Alien Life Must Be Out There - ALMA Study Shows Building Blocks of Our Sun and Earth Aren't 'Unique'

Complex organic molecules are the building blocks of life. The discovery was made with the Atacama Large Millimeter/submillimeter Array (ALMA) and reaffirms the notion that our sun and Earth are not unique in the universe, according to a press release from European Southern Observatory (ESO).

The new ALMA observations reveal that the protoplanetary disc surrounding the young star MWC 480 contains large amounts of a complex carbon-based molecule, methyl cyanide (CH3CN) - enough to fill all of Earth's oceans. Both this molecule and its cousin hydrogen cyanide (HCN) were found in the cold outer reaches of the star's newly formed disc, in a region that astronomers believe is analogous to the Kuiper Belt - the realm of icy planetesimals and comets in our own solar system beyond Neptune.

"Studies of comets and asteroids show that the solar nebula that spawned the Sun and planets was rich in water and complex organic compounds," said lead author Karin Öberg, an astronomer with the Harvard-Smithsonian Center for Astrophysics in Cambridge, Mass., according to the press release. "We now have even better evidence that this same chemistry exists elsewhere in the Universe, in regions that could form solar systems not unlike our own."
The star MWC 480 is about twice the mass of the sun and is located 455 light-years away in the Taurus star-forming region. Studies with ALMA and other telescopes have yet to find any obvious signs of planet formation in it.

"From the study of exoplanets, we know the Solar System isn't unique in its number of planets or abundance of water," concluded Öberg, according to the press release. "Now we know we're not unique in organic chemistry. Once more, we have learnt that we're not special. From a life in the Universe point of view, this is great news."

The results are published in the April 9 issue of the journal Nature.

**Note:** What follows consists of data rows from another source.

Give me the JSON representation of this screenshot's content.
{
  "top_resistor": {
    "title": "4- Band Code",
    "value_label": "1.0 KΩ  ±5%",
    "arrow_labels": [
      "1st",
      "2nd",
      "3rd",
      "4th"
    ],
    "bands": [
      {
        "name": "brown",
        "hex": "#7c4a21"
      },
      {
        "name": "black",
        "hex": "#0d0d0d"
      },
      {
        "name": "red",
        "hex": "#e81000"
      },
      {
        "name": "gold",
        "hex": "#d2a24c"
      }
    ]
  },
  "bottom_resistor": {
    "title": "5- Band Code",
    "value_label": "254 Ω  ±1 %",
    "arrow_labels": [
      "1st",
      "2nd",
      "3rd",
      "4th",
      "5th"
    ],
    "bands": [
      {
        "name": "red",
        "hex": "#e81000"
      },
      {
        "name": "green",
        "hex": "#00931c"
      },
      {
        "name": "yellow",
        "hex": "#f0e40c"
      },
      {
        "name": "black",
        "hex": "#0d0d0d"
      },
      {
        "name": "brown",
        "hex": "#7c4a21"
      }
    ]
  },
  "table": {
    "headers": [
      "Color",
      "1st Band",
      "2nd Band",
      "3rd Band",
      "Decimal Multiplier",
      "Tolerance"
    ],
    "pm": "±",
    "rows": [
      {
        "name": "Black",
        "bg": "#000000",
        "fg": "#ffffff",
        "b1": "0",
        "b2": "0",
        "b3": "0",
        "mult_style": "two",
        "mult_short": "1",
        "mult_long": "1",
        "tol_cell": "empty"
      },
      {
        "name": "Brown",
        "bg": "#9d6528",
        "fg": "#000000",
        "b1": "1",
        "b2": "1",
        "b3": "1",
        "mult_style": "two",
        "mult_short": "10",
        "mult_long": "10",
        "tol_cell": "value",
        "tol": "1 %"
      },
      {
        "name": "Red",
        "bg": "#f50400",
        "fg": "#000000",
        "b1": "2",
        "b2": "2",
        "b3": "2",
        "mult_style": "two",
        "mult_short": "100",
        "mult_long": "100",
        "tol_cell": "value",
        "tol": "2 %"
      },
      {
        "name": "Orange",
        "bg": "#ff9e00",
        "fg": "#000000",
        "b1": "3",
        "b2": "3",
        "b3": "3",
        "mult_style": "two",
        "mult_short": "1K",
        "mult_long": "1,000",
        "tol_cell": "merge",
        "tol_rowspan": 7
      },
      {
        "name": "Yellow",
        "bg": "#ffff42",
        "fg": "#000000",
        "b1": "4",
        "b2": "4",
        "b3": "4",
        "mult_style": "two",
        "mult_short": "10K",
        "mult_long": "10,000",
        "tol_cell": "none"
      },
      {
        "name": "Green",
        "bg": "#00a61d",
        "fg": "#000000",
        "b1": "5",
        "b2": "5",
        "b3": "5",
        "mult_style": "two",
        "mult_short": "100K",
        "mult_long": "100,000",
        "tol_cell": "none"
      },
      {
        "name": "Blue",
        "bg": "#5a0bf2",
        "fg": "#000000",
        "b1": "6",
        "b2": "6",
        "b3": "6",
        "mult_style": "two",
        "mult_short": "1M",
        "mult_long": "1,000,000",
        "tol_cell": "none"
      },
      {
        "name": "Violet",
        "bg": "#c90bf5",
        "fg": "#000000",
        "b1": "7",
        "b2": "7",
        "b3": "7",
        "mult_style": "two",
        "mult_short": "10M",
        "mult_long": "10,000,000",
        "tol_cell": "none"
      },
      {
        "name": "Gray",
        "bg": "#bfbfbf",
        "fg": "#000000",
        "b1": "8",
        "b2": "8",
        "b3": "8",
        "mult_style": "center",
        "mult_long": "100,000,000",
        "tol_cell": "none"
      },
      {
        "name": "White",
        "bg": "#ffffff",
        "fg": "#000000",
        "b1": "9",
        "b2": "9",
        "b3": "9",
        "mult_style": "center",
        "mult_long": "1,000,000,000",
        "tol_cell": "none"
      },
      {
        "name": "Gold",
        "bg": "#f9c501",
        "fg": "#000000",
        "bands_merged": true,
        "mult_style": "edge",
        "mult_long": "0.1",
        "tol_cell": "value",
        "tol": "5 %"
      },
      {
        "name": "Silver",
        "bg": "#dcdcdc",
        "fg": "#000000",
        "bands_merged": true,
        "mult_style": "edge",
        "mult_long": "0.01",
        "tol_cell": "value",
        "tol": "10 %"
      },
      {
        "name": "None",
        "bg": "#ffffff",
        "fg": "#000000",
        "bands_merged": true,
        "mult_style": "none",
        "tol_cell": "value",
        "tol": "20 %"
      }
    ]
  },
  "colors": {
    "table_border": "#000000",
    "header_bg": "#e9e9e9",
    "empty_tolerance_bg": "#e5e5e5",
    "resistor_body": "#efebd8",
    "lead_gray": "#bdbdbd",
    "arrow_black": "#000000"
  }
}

The paper is titled, "The Cometary Composition of a Protoplanetary Disk as Revealed by Complex Cyanides."

The team is composed of Karin I. Öberg (Harvard-Smithsonian Centre for Astrophysics), Viviana V. Guzmán (Harvard-Smithsonian Centre for Astrophysics), Kenji Furuya (Leiden Observatory, Leiden University, Leiden, the Netherlands), Chunhua Qi (Harvard-Smithsonian Centre for Astrophysics), Yuri Aikawa (Kobe University, Kobe, Japan), Sean M. Andrews (Harvard-Smithsonian Centre for Astrophysics), Ryan Loomis (Harvard-Smithsonian Centre for Astrophysics) and David J. Wilner (Harvard-Smithsonian Centre for Astrophysics).